Some years ago I was at a barbecue at a mate’s place in country NSW. It was one of those barbies which starts at lunchtime and finishes early the next day. Late in the afternoon I got talking to a bloke who was one of the coppers in town. He was built like the proverbial outside toilet, and was a very funny bloke. There was a bit of a lull in the conversation and he pointed to a bottle of Tabasco sauce on the table. “How much will you give me if I drink that?” he asked.

“I dunno, twenty bucks?”
“Naah, more than twenty. Fifty.”
“Thirty.”
“Alright, here goes.”
Drop by drop he necked the whole bottle. When he had finished hyper-ventilating and coughing and belching he sat back with a proud look on his face and said: “Jeez I love drinking stuff for money.” His past efforts included a 750ml bottle of soy sauce and a bottle of red wine vinegar. I gave him the thirty bucks and not long after he passed out on the lawn.
Good times. As it was in the Territory in July when Alex Bowden, 23, of Wagaman, Darwin, put a spinning “flying bee” firework in his bum crack during a party at his share house, sustaining burns to his backside and hand.
He had a reason for doing it. He was being hospitable.
“I had a few lads up from Queensland and I had to put on a good show,” he told the NT News from his hospital bed. “I just had a few beers with the boys and let off a few firecrackers. And I put one in my arse.”
As you do.
No, really. You do.
The moment any significant quantity of alcohol is involved, blokes do really stupid, dangerous stuff. All the time.
As a quick test, I invited two of the guys I sit next to at work to take part in an anonymous confessional of the dumbest things we had ever done. The three things we came up with were climbing the Sydney Harbour Bridge (while drunk, and well before Bridge Climb existed), walking like a high-wire artist across the Narara Creek sewage pipe (while drunk again), with a 50 foot drop to the rocks and earth below, and trying speed for the first and only time (while completely drunk) and then climbing up to the top of a TV tower in the Melbourne CBD.
This column is not intended to celebrate or condemn male stupidity. Rather, it seeks to describe it. A lot of these stories are funny. They are also funny because nobody died. It’s the reason the film The Hangover works so well, because save for a couple of scenes (such as stealing Mike Tyson’s pet tiger), it almost has the effect of being a documentary. Everything which happens in the film is vaguely plausible, even the scene where the bloke pulls out his own tooth (while paralytic) to prove that he really is a dentist.
There is a spectrum of male behaviour which starts with the Tabasco-drinking copper and the guy with the firework up his bum, then moves into risking your life (or somebody else’s) by getting into a fight, taking a drug on a drunken whim, climbing a bridge or a TV tower, doing some drunken circle work on a school oval in your Dad’s Commodore, playing chicken with a train, racing downhill in a shopping trolley or wheelie bin.

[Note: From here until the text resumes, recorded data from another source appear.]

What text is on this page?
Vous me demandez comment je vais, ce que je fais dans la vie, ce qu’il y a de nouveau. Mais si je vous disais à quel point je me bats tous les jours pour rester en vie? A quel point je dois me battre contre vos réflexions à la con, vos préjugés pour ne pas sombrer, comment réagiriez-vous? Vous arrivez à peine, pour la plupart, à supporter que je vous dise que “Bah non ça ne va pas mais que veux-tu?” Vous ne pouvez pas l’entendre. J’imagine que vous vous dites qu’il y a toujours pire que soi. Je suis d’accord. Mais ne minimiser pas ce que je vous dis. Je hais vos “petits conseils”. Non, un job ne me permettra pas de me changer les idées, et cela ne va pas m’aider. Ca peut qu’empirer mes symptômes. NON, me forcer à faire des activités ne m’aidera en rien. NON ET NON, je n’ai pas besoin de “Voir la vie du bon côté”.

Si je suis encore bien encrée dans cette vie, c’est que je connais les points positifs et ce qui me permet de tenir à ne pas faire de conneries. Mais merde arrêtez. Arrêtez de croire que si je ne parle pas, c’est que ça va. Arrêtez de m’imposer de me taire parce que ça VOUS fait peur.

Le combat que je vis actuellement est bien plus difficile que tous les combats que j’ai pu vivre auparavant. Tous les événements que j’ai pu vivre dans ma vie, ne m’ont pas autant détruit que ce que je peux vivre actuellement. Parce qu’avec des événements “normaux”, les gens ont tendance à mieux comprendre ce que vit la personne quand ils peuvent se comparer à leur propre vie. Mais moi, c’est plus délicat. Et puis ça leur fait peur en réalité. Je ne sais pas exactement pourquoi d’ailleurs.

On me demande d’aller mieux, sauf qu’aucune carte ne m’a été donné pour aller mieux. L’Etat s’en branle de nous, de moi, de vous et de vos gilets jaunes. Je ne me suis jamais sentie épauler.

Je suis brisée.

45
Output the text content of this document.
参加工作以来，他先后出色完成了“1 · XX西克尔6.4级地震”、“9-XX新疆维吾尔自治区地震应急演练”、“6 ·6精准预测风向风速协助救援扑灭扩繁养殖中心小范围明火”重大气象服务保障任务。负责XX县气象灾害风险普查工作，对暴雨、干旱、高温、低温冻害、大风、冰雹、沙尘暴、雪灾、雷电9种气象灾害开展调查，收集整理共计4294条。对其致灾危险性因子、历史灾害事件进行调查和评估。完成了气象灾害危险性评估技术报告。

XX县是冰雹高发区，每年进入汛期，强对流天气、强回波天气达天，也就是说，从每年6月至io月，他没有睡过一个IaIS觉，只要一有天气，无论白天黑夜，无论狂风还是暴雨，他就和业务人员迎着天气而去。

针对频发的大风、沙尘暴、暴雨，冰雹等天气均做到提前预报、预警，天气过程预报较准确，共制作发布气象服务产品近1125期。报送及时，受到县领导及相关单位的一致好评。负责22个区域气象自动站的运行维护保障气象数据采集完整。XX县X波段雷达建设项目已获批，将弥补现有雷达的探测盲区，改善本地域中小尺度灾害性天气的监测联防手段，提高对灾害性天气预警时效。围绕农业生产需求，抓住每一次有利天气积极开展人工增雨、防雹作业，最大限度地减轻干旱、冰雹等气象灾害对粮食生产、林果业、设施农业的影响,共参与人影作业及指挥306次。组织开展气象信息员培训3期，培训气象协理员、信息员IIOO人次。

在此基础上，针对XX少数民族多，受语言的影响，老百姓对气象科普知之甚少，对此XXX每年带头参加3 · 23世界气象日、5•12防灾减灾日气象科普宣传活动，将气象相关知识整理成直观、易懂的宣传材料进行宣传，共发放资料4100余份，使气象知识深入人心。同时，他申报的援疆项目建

It reaches its apex with events such as the death of the AFL star John McCarthy. Apologies if you believe it is too soon to discuss the circumstances of his passing. But as his former coach Mick Malthouse said this week, McCarthy’s death was a reminder that a lot of young blokes think they are Superman. While McCarthy’s death was shocking, it was not really surprising. The reality in our culture is that if he had managed to hold onto that palm tree, and was sober enough to remember doing it the next day, almost to a man he would have been hailed as a dead-set legend for pulling off such a remarkable drunken stunt. Instead he is being mourned for the great bloke he was, who died doing something which isn’t a world away from what many if not most normal Australian males will do at some drunken point in their adolescence.
Every father who has a daughter will talk half-jokingly about how on the occasion of her 13th birthday they are going to invest in a double-barrelled shotgun. It’s a sentiment with which I concur. But statistically, having a son is much scarier, because you just know that at some point in their teens or 20s they are going to do at least a couple of things which you and your mates did, your dad and his mates did, your grandpa and his mates did. If the question is how do you dumb-proof blokes, it is hard to know what the answer is. Without sounding defeatist, all you can really do is hope like hell that they remember the talks you have given them, the example you have tried to set, be it disingenuous or otherwise, and then hope and pray that the law of averages doesn’t fall their way.
One last anecdote. Years ago my Dad, a mild-mannered biochemist, was the straight man at a buck’s show. The groom had passed out and his mates thought the best way to wake him up would be to drag him down to the end of Adelaide’s Glenelg Jetty and throw him into the sea. Dad almost got his head punched in when he intervened, but with a bit of help from the less-maggoted participants managed to keep his mate dry, and probably alive.
I am not sure if the idea of the “straight man” is still the go these days. We have designated drivers, but the idea of having one unplastered person at the pub, the buck’s show or on designated days on a footy trip might not be a bad idea. Anything would be preferable to the pathetic “boys will be boys” rationalisation for the loss of young male lives.